Adam parked the truck and hopped out to open my door. It was a gesture I wasn't used to; Brian never did things like open doors or help seat me at a dinner table. We approached the front door and instead of parking ourselves at the back of the line, he put his hand on the small of my back and guided me to the front door, murmuring, “Excuse us,” as we made our way through the crowd.
“Do we have a reservation?” I asked.
He flashed me a grin. “Sort of.”
He stopped at the hostess table and waited for the blonde stationed behind the podium to look up. She eventually did and her gaze bounced from Adam to me and then back to him. She looked about my age, maybe a few years younger, with a blue gem embedded in her nose. It matched the color of her eyes.
“Let me guess,” she drawled, an amused smile on her lips. “You need a table?”
Adam nodded. “Yep.”
She blew at her bangs as she studied the grid of tables marked out on her podium. “Why do you always pick the busiest nights?”
“Every night is busy here,” Adam said.
The girl nodded distractedly. She picked up the grease pencil from the podium and chewed the end as she stared at the map. “Alright,” she said finally. “There's a two-top by the kitchen. It's gonna be noisy but that's the best I can do. Unless you want to wait another twenty minutes or so.”
Adam turned to me. “That sound okay with you?”
I nodded. I was hungry. I didn't know if I'd be able to eat with the way my stomach was twisting itself into knots, but I was going to try. The smell of fried fish and seasonings was very appealing.
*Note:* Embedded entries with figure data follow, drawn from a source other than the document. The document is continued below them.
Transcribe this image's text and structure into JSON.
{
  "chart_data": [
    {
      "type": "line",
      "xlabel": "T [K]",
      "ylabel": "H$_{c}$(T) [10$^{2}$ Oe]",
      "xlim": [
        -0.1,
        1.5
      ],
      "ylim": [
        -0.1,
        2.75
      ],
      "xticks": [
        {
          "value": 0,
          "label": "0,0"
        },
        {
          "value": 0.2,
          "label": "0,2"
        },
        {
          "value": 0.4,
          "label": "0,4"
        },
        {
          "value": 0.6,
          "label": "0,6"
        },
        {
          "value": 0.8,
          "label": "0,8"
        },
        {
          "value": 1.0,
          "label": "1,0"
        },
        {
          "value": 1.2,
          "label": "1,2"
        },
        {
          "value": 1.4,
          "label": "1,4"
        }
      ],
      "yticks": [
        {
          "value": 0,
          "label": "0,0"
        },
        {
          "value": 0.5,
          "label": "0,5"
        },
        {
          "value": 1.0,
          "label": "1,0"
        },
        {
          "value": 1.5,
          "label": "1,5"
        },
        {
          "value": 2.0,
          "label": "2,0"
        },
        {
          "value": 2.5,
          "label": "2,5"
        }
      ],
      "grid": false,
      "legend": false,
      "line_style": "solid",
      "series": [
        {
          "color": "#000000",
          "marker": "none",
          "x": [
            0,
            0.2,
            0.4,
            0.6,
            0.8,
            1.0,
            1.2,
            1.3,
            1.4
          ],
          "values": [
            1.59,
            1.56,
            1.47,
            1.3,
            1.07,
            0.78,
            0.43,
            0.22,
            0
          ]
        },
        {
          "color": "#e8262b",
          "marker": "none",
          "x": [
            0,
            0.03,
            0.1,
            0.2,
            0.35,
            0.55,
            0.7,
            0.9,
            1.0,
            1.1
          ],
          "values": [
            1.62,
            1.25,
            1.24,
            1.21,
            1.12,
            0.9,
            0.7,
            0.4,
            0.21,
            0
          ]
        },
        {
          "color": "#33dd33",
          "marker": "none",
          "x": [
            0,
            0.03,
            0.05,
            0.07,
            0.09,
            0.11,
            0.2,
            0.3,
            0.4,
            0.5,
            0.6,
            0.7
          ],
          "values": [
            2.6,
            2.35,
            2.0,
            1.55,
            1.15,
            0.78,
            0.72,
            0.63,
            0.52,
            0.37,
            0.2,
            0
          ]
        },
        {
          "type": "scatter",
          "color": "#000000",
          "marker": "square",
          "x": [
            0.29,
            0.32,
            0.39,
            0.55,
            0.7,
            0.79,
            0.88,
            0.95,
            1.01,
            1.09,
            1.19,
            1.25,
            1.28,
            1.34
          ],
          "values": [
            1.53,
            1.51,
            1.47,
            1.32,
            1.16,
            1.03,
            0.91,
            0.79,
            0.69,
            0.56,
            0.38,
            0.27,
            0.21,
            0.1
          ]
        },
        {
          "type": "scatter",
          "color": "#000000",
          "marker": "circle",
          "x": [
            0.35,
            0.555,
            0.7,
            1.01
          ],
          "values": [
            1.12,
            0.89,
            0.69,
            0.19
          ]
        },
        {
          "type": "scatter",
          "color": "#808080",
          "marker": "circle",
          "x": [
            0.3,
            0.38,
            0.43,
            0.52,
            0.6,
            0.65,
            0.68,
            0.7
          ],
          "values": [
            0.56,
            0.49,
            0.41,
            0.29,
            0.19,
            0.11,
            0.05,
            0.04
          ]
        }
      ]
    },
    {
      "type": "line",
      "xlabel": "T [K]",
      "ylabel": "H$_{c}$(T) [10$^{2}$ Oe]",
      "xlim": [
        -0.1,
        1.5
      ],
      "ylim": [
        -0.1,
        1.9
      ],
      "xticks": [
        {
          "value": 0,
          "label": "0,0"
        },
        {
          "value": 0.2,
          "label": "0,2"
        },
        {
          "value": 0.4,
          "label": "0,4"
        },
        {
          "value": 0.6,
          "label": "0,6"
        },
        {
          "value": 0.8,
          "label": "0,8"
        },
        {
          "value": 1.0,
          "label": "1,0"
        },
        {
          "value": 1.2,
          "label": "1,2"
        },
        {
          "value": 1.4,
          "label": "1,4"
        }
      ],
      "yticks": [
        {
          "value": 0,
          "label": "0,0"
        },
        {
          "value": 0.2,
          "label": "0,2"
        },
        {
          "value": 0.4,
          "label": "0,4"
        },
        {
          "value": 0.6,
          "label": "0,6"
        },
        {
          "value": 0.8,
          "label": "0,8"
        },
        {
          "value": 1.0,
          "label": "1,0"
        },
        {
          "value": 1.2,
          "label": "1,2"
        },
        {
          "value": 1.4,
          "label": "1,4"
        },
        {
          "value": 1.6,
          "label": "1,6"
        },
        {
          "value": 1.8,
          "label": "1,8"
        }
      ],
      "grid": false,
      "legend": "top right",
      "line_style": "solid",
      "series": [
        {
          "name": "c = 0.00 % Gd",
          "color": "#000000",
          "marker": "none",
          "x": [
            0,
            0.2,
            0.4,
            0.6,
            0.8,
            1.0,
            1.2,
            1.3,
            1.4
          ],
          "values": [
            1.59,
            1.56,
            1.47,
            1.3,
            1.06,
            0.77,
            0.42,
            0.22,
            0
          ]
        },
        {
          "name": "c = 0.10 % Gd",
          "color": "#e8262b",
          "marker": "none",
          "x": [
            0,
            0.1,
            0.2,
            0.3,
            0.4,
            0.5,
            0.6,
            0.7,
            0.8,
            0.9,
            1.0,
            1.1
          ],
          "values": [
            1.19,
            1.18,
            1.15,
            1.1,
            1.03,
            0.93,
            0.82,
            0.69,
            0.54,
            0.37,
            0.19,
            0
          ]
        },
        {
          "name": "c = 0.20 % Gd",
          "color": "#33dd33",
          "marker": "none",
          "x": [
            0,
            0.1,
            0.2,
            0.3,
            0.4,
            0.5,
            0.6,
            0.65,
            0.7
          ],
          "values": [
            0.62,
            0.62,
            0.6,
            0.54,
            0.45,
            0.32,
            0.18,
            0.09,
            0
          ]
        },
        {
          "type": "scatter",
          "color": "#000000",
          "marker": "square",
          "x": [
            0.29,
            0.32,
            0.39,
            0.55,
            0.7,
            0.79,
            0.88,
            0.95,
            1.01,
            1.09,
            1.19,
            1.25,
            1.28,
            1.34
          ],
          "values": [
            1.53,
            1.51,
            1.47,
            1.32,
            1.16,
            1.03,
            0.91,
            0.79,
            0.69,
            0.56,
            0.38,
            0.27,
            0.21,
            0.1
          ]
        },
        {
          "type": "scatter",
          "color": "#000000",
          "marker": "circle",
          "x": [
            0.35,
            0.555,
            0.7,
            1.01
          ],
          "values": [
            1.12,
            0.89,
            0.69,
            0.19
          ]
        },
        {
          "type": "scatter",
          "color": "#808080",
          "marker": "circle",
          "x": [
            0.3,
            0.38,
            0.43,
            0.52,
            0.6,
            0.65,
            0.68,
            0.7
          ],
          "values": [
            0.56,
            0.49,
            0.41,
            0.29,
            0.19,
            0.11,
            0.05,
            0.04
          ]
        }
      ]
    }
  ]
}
The girl slid out from behind the podium, grabbed two dog-eared paper menus and led us through the restaurant. It was just as busy inside, every seat occupied. I glanced at the tables as we wound our way toward the kitchen. There were baskets of fried fish and chips, bowls of buttery shrimp and plates of seasoned crawfish and my stomach growled in anticipation.